Сегодня посмотрела в окно: выпал снег — такой белый, словно ждал моих глаз — полез в душу: “Ну, давай думай-думай, для чего я лег тут, такой белый!” И я поняла: скоро обелю тебя, Юрочка, и ты выйдешь на свободу. Целую тебя, ангел мой, в каждое крылышко! Я даже, подходя к нашей двери, уже представляю, как поцелую ее, когда ты вернешься и своим ключом откроешь ее.

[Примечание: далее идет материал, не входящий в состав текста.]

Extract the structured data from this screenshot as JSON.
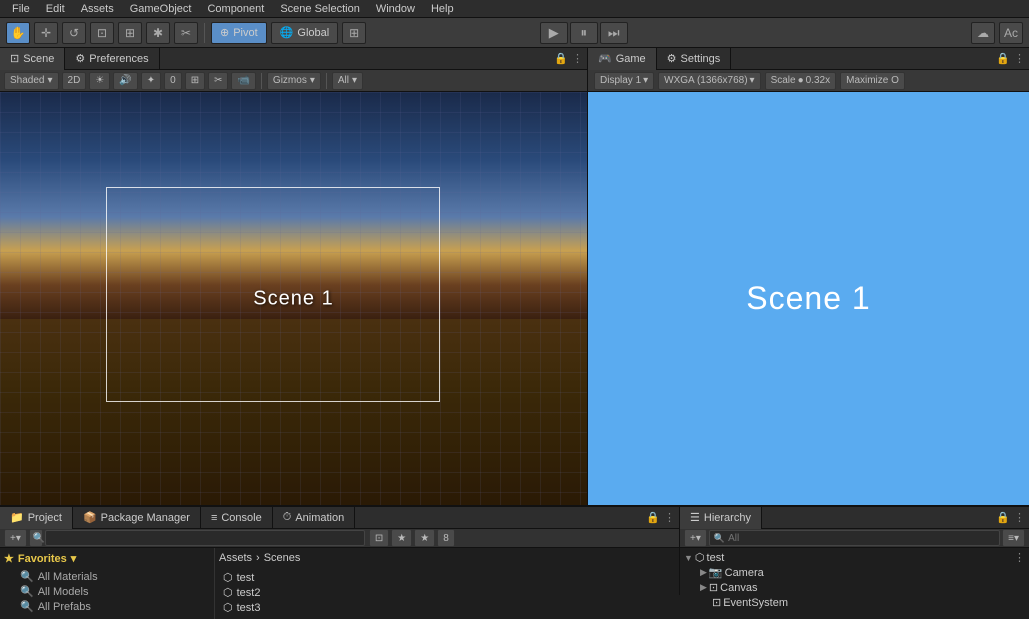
{
  "menuBar": {
    "items": [
      "File",
      "Edit",
      "Assets",
      "GameObject",
      "Component",
      "Scene Selection",
      "Window",
      "Help"
    ]
  },
  "toolbar": {
    "tools": [
      "✋",
      "↔",
      "↺",
      "⊡",
      "⊞",
      "✱",
      "✂"
    ],
    "pivot": "Pivot",
    "global": "Global",
    "pivot_icon": "⊕",
    "play": "▶",
    "pause": "⏸",
    "step": "⏭",
    "cloud": "☁",
    "account": "Ac"
  },
  "scenePanel": {
    "tabs": [
      "Scene",
      "Preferences"
    ],
    "sceneTab": "Scene",
    "preferencesTab": "Preferences",
    "shadingMode": "Shaded",
    "shadingDropdown": "▾",
    "twoDMode": "2D",
    "gizmos": "Gizmos",
    "all": "All",
    "sceneLabel": "Scene 1"
  },
  "gamePanel": {
    "tabs": [
      "Game",
      "Settings"
    ],
    "gameTab": "Game",
    "settingsTab": "Settings",
    "display": "Display 1",
    "resolution": "WXGA (1366x768)",
    "scale": "Scale",
    "scaleValue": "0.32x",
    "maximize": "Maximize O",
    "gameLabel": "Scene 1"
  },
  "bottomTabs": {
    "project": "Project",
    "packageManager": "Package Manager",
    "console": "Console",
    "animation": "Animation"
  },
  "favorites": {
    "header": "Favorites",
    "items": [
      "All Materials",
      "All Models",
      "All Prefabs"
    ]
  },
  "assets": {
    "breadcrumb": [
      "Assets",
      "Scenes"
    ],
    "items": [
      "test",
      "test2",
      "test3"
    ]
  },
  "hierarchy": {
    "tab": "Hierarchy",
    "rootItem": "test",
    "children": [
      "Camera",
      "Canvas",
      "EventSystem"
    ]
  },
  "icons": {
    "star": "★",
    "lock": "🔒",
    "more": "⋮",
    "search": "🔍",
    "add": "+",
    "folder": "📁",
    "scene": "⬡",
    "arrow_right": "▶",
    "arrow_down": "▼"
  }
}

Вчера ехала в лифте, а лифтерша там тоже была — смывала неприличные надписи. И мне захотелось, чтоб скорее все случилось так: ты дома, а тюрьма стерлась в памяти. Из памяти. Сейчас опять испеку лепешки на огуречном рассоле и отнесу нищим.
Иногда внутри тела у меня словно кто-то кулаками стучит от гнева: за что это все, почему с нами? Ведь ты в этом деле совершенно не был замешан! Но знаю, что это бесы стучат, и молюсь… Для чего-то Господь послал нам испытание, Он лучше знает, что послать. Давай вместе думать, как нам быть, что предпринять.
Да, знаешь, сегодня Изя зашел ко мне: отец умер (приду ли я проводить), у него рубашка на груди разорвана — у евреев так принято показывать траур, чтоб вокруг все понимали, как с этим человеком в это время надо тепло обращаться. И мне так захотелось рвануть воротник блузки, чтобы знали…
Помнишь, у Булгакова: “Любовь выскочила перед нами, как из-под земли выскакивает убийца, и поразила”?! Нет, любовь — не убийца, она никого не убивает, а раньше я восхищалась “Мастером и Маргаритой”…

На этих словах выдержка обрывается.